Thanks to Hylton's initiative, KU Medical Center was one of the first programs in the country with such a dedicated didactic curriculum.
"Many times, residents finish their training and have spent their whole careers learning and perfecting their surgical skills. But, there's a business side to physician practice that all providers should know. The "Life Beyond Residency" series provides that knowledge, and Dr. Hylton was instrumental in bringing that aspect into our resident education program," said Trish Miller, senior administrator for the department. "The educational series is a broad, overall preparation for anything they may encounter in their careers, and the topics covered in the series are ones that many medical professionals enter the practice setting without any prior working knowledge."
Hylton also helped launch an organized effort for the department's residents to engage in Quality Improvement Projects long before it became part of national educational requirements.
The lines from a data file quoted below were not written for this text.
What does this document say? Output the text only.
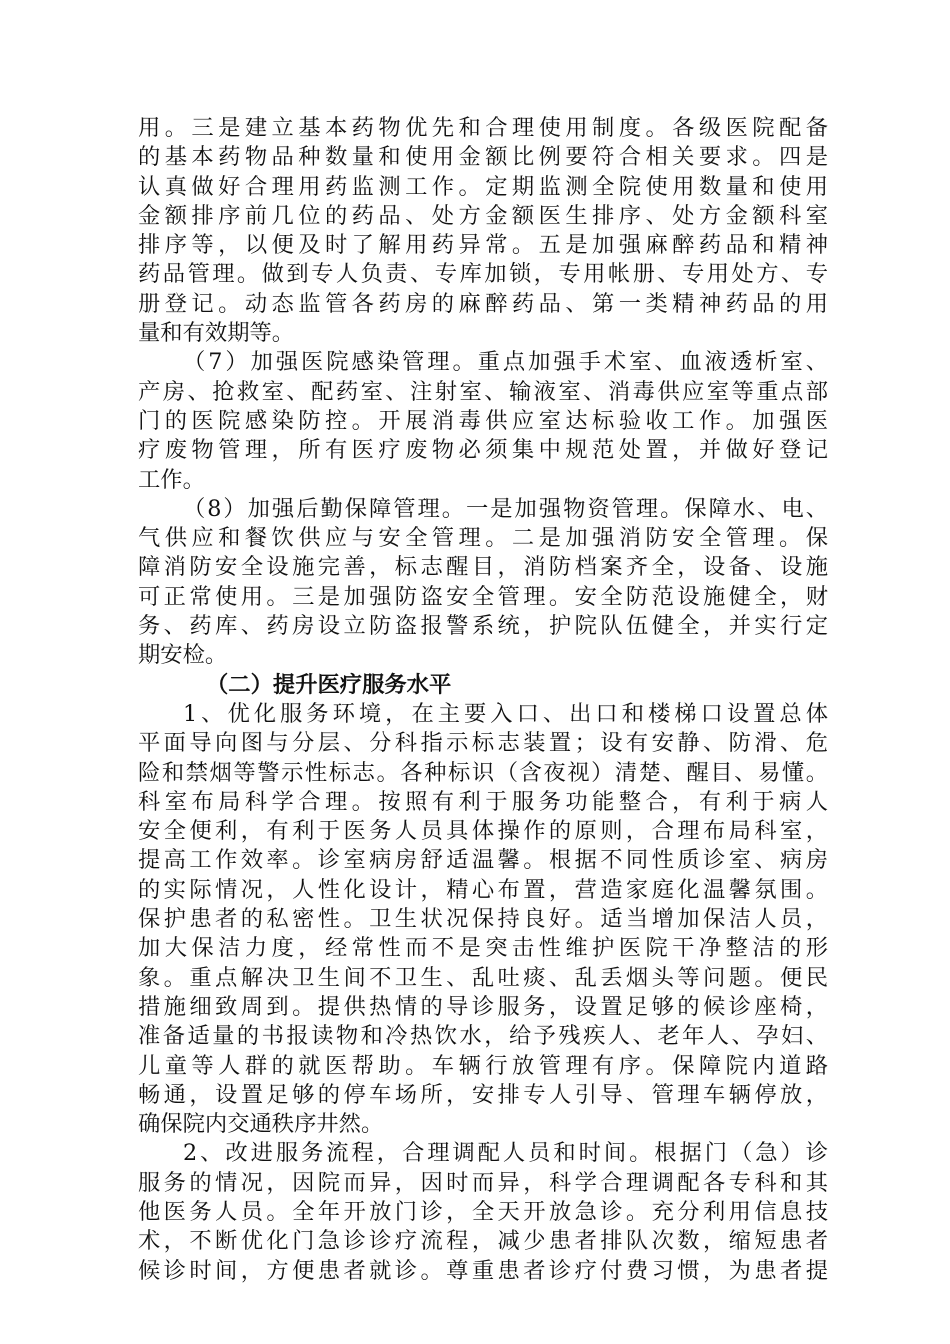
用。三是建立基本药物优先和合理使用制度。各级医院配备
的基本药物品种数量和使用金额比例要符合相关要求。四是
认真做好合理用药监测工作。定期监测全院使用数量和使用
金额排序前几位的药品、处方金额医生排序、处方金额科室
排序等，以便及时了解用药异常。五是加强麻醉药品和精神
药品管理。做到专人负责、专库加锁，专用帐册、专用处方、专
册登记。动态监管各药房的麻醉药品、第一类精神药品的用
量和有效期等。
（7）加强医院感染管理。重点加强手术室、血液透析室、
产房、抢救室、配药室、注射室、输液室、消毒供应室等重点部
门的医院感染防控。开展消毒供应室达标验收工作。加强医
疗废物管理，所有医疗废物必须集中规范处置，并做好登记
工作。
（8）加强后勤保障管理。一是加强物资管理。保障水、电、
气供应和餐饮供应与安全管理。二是加强消防安全管理。保
障消防安全设施完善，标志醒目，消防档案齐全，设备、设施
可正常使用。三是加强防盗安全管理。安全防范设施健全，财
务、药库、药房设立防盗报警系统，护院队伍健全，并实行定
期安检。
（二）提升医疗服务水平
1、优化服务环境，在主要入口、出口和楼梯口设置总体
平面导向图与分层、分科指示标志装置；设有安静、防滑、危
险和禁烟等警示性标志。各种标识（含夜视）清楚、醒目、易懂。
科室布局科学合理。按照有利于服务功能整合，有利于病人
安全便利，有利于医务人员具体操作的原则，合理布局科室，
提高工作效率。诊室病房舒适温馨。根据不同性质诊室、病房
的实际情况，人性化设计，精心布置，营造家庭化温馨氛围。
保护患者的私密性。卫生状况保持良好。适当增加保洁人员，
加大保洁力度，经常性而不是突击性维护医院干净整洁的形
象。重点解决卫生间不卫生、乱吐痰、乱丢烟头等问题。便民
措施细致周到。提供热情的导诊服务，设置足够的候诊座椅，
准备适量的书报读物和冷热饮水，给予残疾人、老年人、孕妇、
儿童等人群的就医帮助。车辆行放管理有序。保障院内道路
畅通，设置足够的停车场所，安排专人引导、管理车辆停放，
确保院内交通秩序井然。
2、改进服务流程，合理调配人员和时间。根据门（急）诊
服务的情况，因院而异，因时而异，科学合理调配各专科和其
他医务人员。全年开放门诊，全天开放急诊。充分利用信息技
术，不断优化门急诊诊疗流程，减少患者排队次数，缩短患者
候诊时间，方便患者就诊。尊重患者诊疗付费习惯，为患者提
Beyond the department, Hylton made lasting contributions to the broader KU Medical Center community by serving on countless committees and project groups such as the Microvascular Lab Development Project for Resident Education. In addition, he was active nationally with the National Board of Medical Examiners, Parts 1, 2 and 3.
A great mentor
Before joining KU Medical Center in 2010, Hylton spent time in private practice and served as an assistant professor of neurosurgery at the University of Kentucky as well as neurosurgery division chief at Saint Joseph Hospital in Lexington, Kentucky. Locally, he was part of the neuroscience department at St. Luke's Hospital from 1999 to 2010, and he served as a clinical assistant professor in the Department of Surgery/Neurosurgery at the University of Missouri-Kansas City.
"Dr. Hylton is the class of surgeon and mentor any academic institution would be very fortunate to have, and I am very grateful I have been able to learn from him over the past seven years," said Domenico Gattozzi, M.D., co-chief resident, who noted that Hylton's practice encompassed both cranial and spinal aspects of neurosurgery, and his ability to manage call, a clinic and a caseload in both realms should serve as an example to all neurosurgeons in training.
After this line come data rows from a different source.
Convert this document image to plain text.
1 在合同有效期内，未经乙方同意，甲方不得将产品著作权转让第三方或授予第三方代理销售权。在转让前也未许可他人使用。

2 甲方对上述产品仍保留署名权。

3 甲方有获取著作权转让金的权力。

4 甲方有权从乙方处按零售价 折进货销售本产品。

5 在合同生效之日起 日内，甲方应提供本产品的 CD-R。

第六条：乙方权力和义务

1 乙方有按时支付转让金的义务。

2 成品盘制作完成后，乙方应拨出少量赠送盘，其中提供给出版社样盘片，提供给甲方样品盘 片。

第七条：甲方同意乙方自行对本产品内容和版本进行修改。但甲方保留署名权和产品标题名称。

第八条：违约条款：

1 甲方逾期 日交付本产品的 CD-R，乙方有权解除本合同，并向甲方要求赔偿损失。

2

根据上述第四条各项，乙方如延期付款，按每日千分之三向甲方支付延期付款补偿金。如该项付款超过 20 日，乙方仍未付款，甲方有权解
"Our residency training is comprehensive, and we should seek the confidence to do the breadth of neurosurgery like Dr. Hylton. It is motivation for those seeking fellowship to not abandon other aspects of our surgical training, and truly own the concept of being a neurosurgeon as a whole," Gattozzi said. "Additionally, he would always dedicate additional time with the residents to offer additional training for our careers, such as with medical billing/coding, contract negotiations, financial planning and practice management. This department is indebted to him for all he has done for us."